Measurement, Modeling, and Analysis of a Peer-To-Peer File-Sharing Workload

From: Raz Mathias (razvanma_at_exchange.microsoft.com)
Date: Mon Mar 08 2004 - 13:49:34 PST

  • Next message: Chuck Reeves: "Measurement, Modeling, and Analysis of a Peer-to-Peer File-Sharing Workload"

    Today's paper discussed the usage patterns of users on peer-to-peer networks (specifically Kazaa) and compared them to usage patterns of the web as well as video streaming.

     

    The paper argues that the central cause for the observed behavior is the fact that data on peer-to-peer networks is immutable and the clients fetch objects once rather than many times. In contrast, web pages change frequently and clients repeatedly fetch the same object over and over again. The result is that the popularity of web pages follow a Zipf distribution, in which the popularity of the i'th most popular file is proportional to 1 / (i ^ alpha).

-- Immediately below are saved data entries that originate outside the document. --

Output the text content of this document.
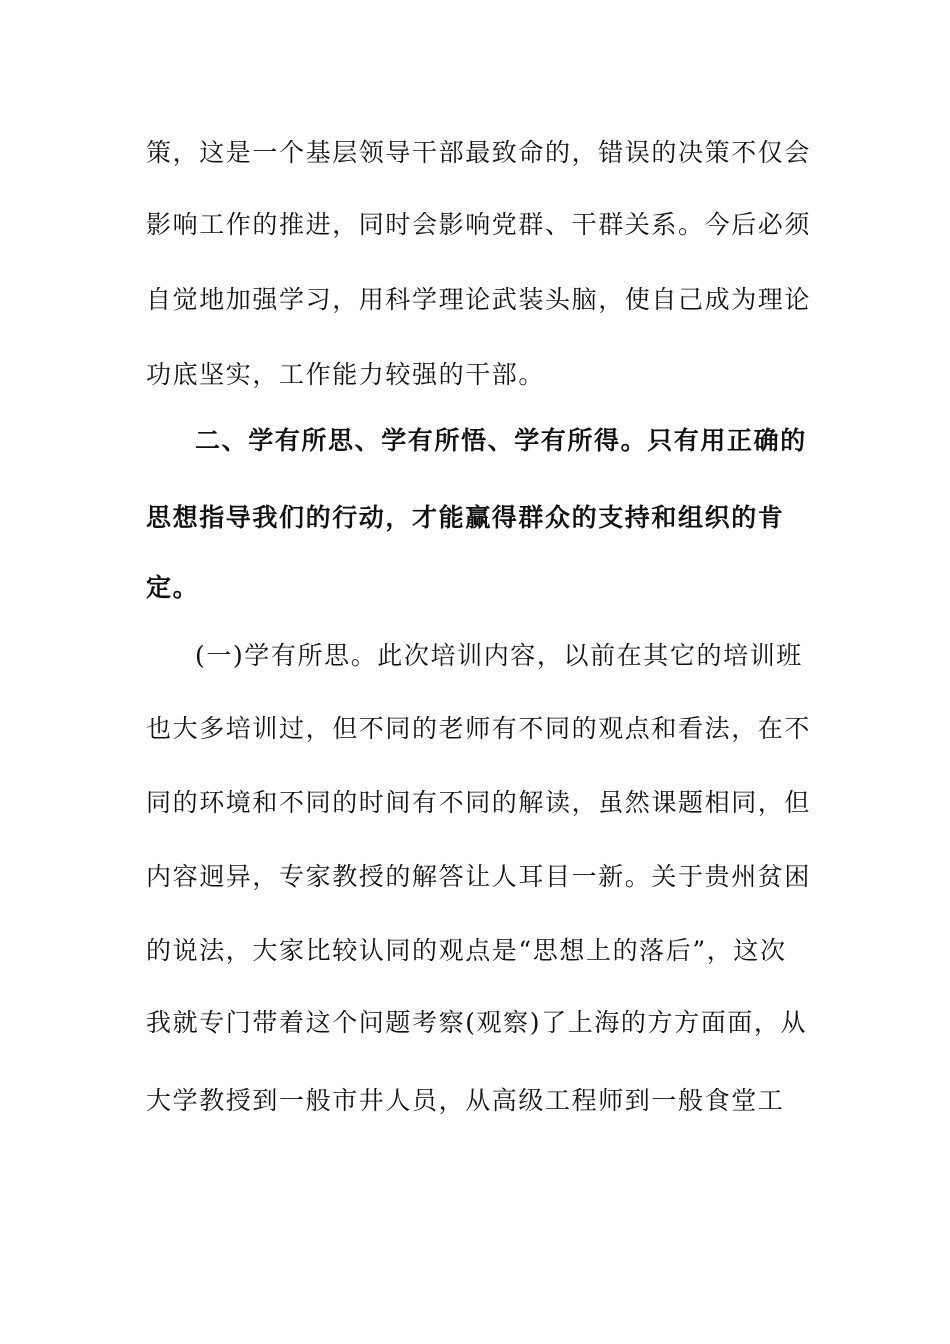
策，这是一个基层领导干部最致命的，错误的决策不仅会
影响工作的推进，同时会影响党群、干群关系。今后必须
自觉地加强学习，用科学理论武装头脑，使自己成为理论
功底坚实，工作能力较强的干部。
二、学有所思、学有所悟、学有所得。只有用正确的
思想指导我们的行动，才能赢得群众的支持和组织的肯
定。
(一)学有所思。此次培训内容，以前在其它的培训班
也大多培训过，但不同的老师有不同的观点和看法，在不
同的环境和不同的时间有不同的解读，虽然课题相同，但
内容迥异，专家教授的解答让人耳目一新。关于贵州贫困
的说法，大家比较认同的观点是“思想上的落后”，这次
我就专门带着这个问题考察(观察)了上海的方方面面，从
大学教授到一般市井人员，从高级工程师到一般食堂工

The paper demonstrates that this distribution does not hold for Kazaa objects and argues that the fetch-at-most-once behavior (as opposed to fetch-repeatedly) is the cause. The popularity of the most popular files on Kazaa is far lower than the Zipf distribution would predict. Also, the popularity of files on P2P varies (actually decreases) over time as new objects enter and old ones age, whereas for web pages, the popularity remains fairly constant. The paper argues that peer-to-peer systems are driven by new content whereas the web is driven by content change.

     

    The paper then goes to the problem of how to optimize for external bandwidth in an organization utilizing peer-to-peer. It argues that caches that keep the most popular data are ineffective over time because the most popular data changes over time. I believe that the lack of caching efficacy is overstated because of the fact that the paper assumes a Zipf model of popularity for the underlying objects. Therefore, of course, as new objects enter the network at the highest popularity level, the cache quickly becomes invalidated. The assumption on Zipf popularity distribution over the objects is a bit weak and unconvincing and serves as a brittle foundation upon which caching is evaluated because the less severe the difference between the i'th and i+1'th object (and the longer the object remains popular), the more effective the organization's cache will be.

     

    The paper presented an alternative to caching which is redirection. I thought the paper could be a bit more explicit as to what makes caching different from redirection. Does the redirection process do a better job of estimating the underlying popularity distribution? Why couldn't a cache simply hold all of the data that the redirector redirects? I'm not completely sure I understood why it is a bad idea to emulate the redirector with a cache?

     

    An interesting issue that's brought up is the legal issue. The fact that peer-to-peer networks result in so much traffic may cause their demise. The increased load on the network must be managed by the organization somehow, yet utilizing a redirector actually has the effect of indexing all the (possibly pirated) content, which is the reason for Napster's downfall. More specifically, a university is not left with many options if it wants to control its external network costs.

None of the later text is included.